2009 : Centenaire de la mission de Canton, Chine. L'aventure des Soeurs Missionnaires de 1'Immaculée-Conception en Chine remonte à ce jour d'avril 1908 où le Préfet apostolique de Canton, Mgr Jean-Marie Mérel des Missions Étrangères de Paris se présente à la Maison Mère à Outremont. La communauté ne comptait que 15 membres et avait commencé une neuvaine pour que se manifeste l'appel à la première mission lointaine.

8 septembre 1909

L'archevêque de Montréal, Mgr Paul Bruchési, et la fondatrice, Mère Marie-du-St-Esprit ( Délia Tétreault ), examinent la demande de Mgr Mérel. Il s'agit de remplacer à Canton les Soeurs françaises Catéchistes de Marie-Immaculée qui se retirent faute de personnel.
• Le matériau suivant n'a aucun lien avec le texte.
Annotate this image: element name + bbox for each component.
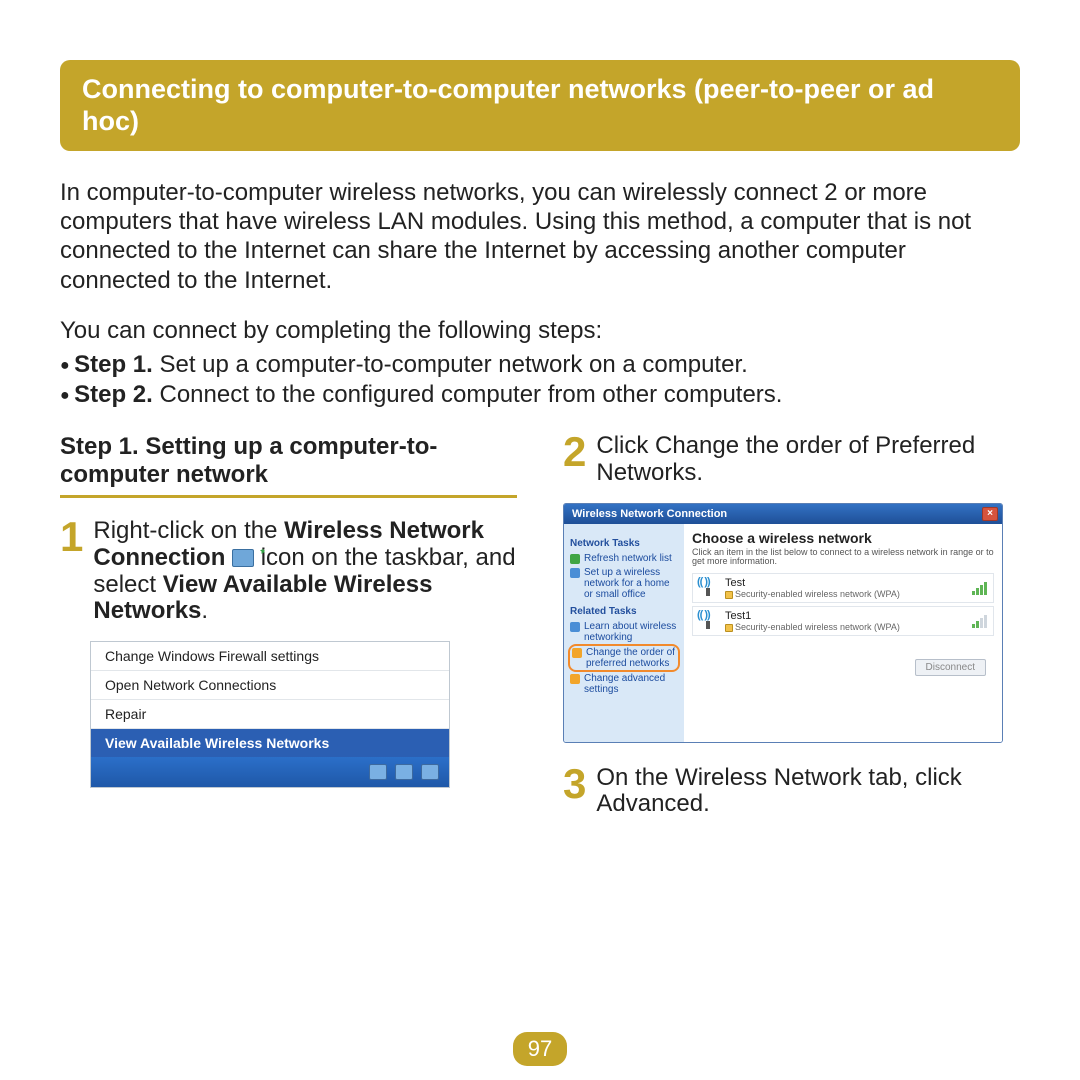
sidebar-item-learn[interactable]: Learn about wireless networking [570,621,678,643]
window-title: Wireless Network Connection [572,508,727,520]
step-text: Connect to the configured computer from … [153,381,783,408]
sidebar-item-change-order[interactable]: Change the order of preferred networks [570,646,678,670]
pane-title: Choose a wireless network [692,530,994,546]
overview-steps: Step 1. Set up a computer-to-computer ne… [60,351,1020,409]
menu-item-view-networks[interactable]: View Available Wireless Networks [91,728,449,757]
signal-bars-icon [972,614,987,628]
step-number: 3 [563,765,586,819]
step-number: 1 [60,518,83,626]
menu-item-change-firewall[interactable]: Change Windows Firewall settings [91,642,449,670]
context-menu-screenshot: Change Windows Firewall settings Open Ne… [90,641,450,788]
network-name: Test [725,577,966,589]
text: On the Wireless Network tab, click Advan… [596,765,1020,819]
sidebar: Network Tasks Refresh network list Set u… [564,524,684,742]
step-label: Step 1. [74,351,153,378]
gear-icon [570,674,580,684]
sidebar-item-refresh[interactable]: Refresh network list [570,553,678,564]
pane-subtitle: Click an item in the list below to conne… [692,548,994,568]
tray-icon [369,764,387,780]
sidebar-heading: Related Tasks [570,606,678,617]
refresh-icon [570,554,580,564]
section-title-banner: Connecting to computer-to-computer netwo… [60,60,1020,151]
sidebar-item-setup[interactable]: Set up a wireless network for a home or … [570,567,678,600]
window-titlebar: Wireless Network Connection × [564,504,1002,524]
step-label: Step 2. [74,381,153,408]
text: . [201,597,208,624]
network-security: Security-enabled wireless network (WPA) [735,622,900,632]
text: Right-click on the [93,517,284,544]
network-item[interactable]: Test1 Security-enabled wireless network … [692,606,994,636]
menu-item-repair[interactable]: Repair [91,699,449,728]
disconnect-button[interactable]: Disconnect [915,659,986,676]
network-item[interactable]: Test Security-enabled wireless network (… [692,573,994,603]
instruction-1: 1 Right-click on the Wireless Network Co… [60,518,517,626]
taskbar [91,757,449,787]
page-number: 97 [513,1032,567,1066]
menu-item-open-connections[interactable]: Open Network Connections [91,670,449,699]
lock-icon [725,624,733,632]
lock-icon [725,591,733,599]
antenna-icon [699,578,719,598]
wireless-connection-icon [232,549,254,567]
tray-icon [421,764,439,780]
signal-bars-icon [972,581,987,595]
text: Click Change the order of Preferred Netw… [596,433,1020,487]
star-icon [572,648,582,658]
wireless-connection-window: Wireless Network Connection × Network Ta… [563,503,1003,743]
network-security: Security-enabled wireless network (WPA) [735,589,900,599]
sidebar-heading: Network Tasks [570,538,678,549]
close-icon[interactable]: × [982,507,998,521]
antenna-icon [699,611,719,631]
intro-paragraph: In computer-to-computer wireless network… [60,178,1020,295]
antenna-icon [570,568,580,578]
step-text: Set up a computer-to-computer network on… [153,351,748,378]
instruction-3: 3 On the Wireless Network tab, click Adv… [563,765,1020,819]
info-icon [570,622,580,632]
instruction-2: 2 Click Change the order of Preferred Ne… [563,433,1020,487]
network-name: Test1 [725,610,966,622]
sidebar-item-advanced[interactable]: Change advanced settings [570,673,678,695]
divider [60,495,517,498]
tray-icon [395,764,413,780]
section-a-heading: Step 1. Setting up a computer-to-compute… [60,433,517,489]
steps-intro: You can connect by completing the follow… [60,317,1020,345]
step-number: 2 [563,433,586,487]
main-pane: Choose a wireless network Click an item … [684,524,1002,742]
Le défi est de taille, les oeuvres, multiples : école, crèche, orphelinat, refuge, dispensaire… Dans un acte de foi en la Providence, la décision est prise : la Chine sera la première mission. Six jeunes professes sont désignées pour Canton. Leur départ a lieu à la cathédrale de Montréal, le 8 septembre 1909. Dans un sermon d'adieu prononcé devant des milliers de fidèles, Mgr Bruchési souligne que c'est la première fois que le Canada voit partir des missionnaires d'un Institut national dont le but exclusif est l'apostolat dans les missions étrangères.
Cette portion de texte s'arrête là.